Back at the border Michael had done his job, our bakkie was just fine. We always doubt that these young boys are actually capable of “protecting” our vehicle but if we don’t pay them, we suspect they would be VERY capable of ensuring there was a flat tire or a scratched paint job on our return.
On reflection, the whole Zambian / Vic Falls excursion ran us about $600 US with all the extra visas and fees. Was it worth it? We've seen Victoria Falls before so I'd say no, for us. But we were there and we had not calculated it all out in advance so as each new "fee" was picked out of our pockets we just kind of shrugged and thought, "Well, we are in for a penny already..."

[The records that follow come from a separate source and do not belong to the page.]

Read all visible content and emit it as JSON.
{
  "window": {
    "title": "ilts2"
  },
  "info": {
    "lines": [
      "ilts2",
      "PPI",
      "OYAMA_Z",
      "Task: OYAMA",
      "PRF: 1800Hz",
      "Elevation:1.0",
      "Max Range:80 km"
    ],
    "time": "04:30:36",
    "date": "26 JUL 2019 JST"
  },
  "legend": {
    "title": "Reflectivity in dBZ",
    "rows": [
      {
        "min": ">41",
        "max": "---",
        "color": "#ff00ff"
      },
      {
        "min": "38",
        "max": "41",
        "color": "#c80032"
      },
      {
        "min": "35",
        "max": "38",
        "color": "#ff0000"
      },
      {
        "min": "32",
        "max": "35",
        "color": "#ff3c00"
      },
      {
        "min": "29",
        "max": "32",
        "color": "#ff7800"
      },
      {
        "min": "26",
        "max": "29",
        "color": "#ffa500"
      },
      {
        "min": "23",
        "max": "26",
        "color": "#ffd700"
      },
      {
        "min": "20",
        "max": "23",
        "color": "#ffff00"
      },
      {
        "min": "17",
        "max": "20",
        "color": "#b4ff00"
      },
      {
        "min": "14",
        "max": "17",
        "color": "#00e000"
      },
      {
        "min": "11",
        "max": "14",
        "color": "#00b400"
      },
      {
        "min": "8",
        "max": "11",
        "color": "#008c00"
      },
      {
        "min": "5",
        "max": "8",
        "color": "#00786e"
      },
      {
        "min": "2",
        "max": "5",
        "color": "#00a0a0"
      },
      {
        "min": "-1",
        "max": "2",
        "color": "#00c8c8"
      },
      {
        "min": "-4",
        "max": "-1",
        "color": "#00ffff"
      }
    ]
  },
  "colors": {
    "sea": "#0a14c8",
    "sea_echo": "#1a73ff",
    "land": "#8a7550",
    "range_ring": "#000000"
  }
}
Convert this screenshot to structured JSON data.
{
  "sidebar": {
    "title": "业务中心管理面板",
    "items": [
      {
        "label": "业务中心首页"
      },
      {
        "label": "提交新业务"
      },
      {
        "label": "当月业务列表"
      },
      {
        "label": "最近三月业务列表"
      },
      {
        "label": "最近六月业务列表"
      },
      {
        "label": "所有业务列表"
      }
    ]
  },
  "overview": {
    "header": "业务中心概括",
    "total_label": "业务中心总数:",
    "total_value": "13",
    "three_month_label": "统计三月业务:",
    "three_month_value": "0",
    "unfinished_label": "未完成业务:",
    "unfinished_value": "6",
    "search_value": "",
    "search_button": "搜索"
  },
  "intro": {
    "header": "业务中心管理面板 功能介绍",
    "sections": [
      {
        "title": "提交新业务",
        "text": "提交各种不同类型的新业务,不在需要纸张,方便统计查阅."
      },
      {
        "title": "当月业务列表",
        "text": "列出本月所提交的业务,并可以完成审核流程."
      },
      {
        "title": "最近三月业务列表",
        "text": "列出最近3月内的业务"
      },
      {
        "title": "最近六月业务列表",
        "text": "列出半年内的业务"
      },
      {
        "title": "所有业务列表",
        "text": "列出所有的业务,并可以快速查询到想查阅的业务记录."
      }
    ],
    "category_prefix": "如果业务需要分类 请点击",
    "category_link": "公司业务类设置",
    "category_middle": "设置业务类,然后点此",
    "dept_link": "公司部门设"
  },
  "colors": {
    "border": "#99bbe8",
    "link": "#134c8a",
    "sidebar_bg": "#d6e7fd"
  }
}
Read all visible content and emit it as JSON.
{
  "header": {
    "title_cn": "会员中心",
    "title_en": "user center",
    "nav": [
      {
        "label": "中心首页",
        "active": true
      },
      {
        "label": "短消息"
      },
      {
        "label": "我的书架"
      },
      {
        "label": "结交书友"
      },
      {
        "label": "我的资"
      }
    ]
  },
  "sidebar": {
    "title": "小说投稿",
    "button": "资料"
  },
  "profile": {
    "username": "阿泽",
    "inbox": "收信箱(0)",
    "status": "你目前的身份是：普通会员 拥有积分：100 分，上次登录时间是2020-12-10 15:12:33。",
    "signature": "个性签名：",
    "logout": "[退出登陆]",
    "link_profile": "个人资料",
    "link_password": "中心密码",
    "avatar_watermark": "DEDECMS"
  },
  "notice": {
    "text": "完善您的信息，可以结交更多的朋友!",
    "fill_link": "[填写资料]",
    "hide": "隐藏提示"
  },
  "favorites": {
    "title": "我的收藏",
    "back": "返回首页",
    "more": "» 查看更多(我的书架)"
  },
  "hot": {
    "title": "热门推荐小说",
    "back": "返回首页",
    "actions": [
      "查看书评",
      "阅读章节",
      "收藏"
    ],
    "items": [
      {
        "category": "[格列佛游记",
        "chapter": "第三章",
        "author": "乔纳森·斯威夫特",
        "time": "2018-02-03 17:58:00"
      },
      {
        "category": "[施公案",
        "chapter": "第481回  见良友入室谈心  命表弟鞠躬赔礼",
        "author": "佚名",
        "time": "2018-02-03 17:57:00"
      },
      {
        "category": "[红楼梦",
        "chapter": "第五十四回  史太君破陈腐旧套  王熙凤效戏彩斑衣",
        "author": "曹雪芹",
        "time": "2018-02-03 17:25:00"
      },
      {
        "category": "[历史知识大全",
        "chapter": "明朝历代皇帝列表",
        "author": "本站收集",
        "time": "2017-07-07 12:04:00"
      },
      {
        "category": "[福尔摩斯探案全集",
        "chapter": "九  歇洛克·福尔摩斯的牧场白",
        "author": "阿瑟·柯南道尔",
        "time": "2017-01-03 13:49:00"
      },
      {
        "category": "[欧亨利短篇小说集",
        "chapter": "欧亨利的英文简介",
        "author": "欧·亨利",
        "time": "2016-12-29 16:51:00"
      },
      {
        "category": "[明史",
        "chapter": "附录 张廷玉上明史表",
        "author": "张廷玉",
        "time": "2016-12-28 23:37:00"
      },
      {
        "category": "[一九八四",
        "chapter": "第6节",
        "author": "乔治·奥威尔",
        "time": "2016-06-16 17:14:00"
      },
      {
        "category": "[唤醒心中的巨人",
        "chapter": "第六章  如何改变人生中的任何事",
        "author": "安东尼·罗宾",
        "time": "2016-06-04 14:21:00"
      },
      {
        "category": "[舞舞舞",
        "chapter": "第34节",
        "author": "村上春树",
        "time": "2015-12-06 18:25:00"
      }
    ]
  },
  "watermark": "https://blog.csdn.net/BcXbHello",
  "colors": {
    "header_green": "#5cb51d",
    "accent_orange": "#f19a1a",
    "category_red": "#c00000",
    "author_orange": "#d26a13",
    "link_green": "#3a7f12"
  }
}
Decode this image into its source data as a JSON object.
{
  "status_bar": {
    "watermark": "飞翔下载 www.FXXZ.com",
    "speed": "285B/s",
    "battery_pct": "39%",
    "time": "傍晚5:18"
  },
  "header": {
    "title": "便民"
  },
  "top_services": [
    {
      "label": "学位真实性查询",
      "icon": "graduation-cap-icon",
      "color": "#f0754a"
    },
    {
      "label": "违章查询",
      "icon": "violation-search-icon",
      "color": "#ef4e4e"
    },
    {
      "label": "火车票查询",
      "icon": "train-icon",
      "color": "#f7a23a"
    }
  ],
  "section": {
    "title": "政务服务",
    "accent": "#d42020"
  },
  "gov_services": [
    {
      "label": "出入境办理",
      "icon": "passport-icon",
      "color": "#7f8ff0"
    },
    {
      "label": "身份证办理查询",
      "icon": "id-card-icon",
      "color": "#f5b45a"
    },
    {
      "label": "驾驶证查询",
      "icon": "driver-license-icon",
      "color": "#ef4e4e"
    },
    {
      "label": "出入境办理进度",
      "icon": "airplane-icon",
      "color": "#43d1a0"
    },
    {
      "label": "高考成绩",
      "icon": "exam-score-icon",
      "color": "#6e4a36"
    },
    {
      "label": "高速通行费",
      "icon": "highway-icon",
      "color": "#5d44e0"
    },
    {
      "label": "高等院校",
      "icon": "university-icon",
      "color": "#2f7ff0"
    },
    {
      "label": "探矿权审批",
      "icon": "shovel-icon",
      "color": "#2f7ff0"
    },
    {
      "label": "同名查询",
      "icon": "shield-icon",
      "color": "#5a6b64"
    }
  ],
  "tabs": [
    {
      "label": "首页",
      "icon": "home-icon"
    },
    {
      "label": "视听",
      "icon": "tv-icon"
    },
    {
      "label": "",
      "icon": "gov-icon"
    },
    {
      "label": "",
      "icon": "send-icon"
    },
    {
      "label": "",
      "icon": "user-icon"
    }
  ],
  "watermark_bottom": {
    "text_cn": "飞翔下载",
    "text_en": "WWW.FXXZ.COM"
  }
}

On the driveway back into the camp a young bull elephant and his four friends were literally blocking the road. We had to just sit and wait for them to decide what to do. After tearing up some trees and making some mock charges at the gate of the camp they eventually moved on but once back in camp we could hear them throughout the afternoon and evening; roaring and fighting with each other. There is a lot of rutting going on at this time of year and the young bachelor herds are very frustrated. The females are so near and yet they might as well be on the moon in terms of the likelihood that one of these young bulls is going to get lucky. The big old bulls whose very size and longevity is proof of their virility and good genes are the first choice of the ladies out here. So the frustrated young fellows fight a lot amongst themselves.
Staying in this camp for several days we’d taken advantage of the warm weather and hung our laundry out to dry – for some reason the ants took a liking to Steve’s socks. Hundreds of them covered each sock. We waited for the sun to start setting and then they mostly all went home. The ants, I mean.
In the morning we leave for the Caprivi Strip, until the
Angolan ceasefire in 2002, a very dangerous place to traverse. We are
told it is now very safe and the road is good. Next stop: Namibia.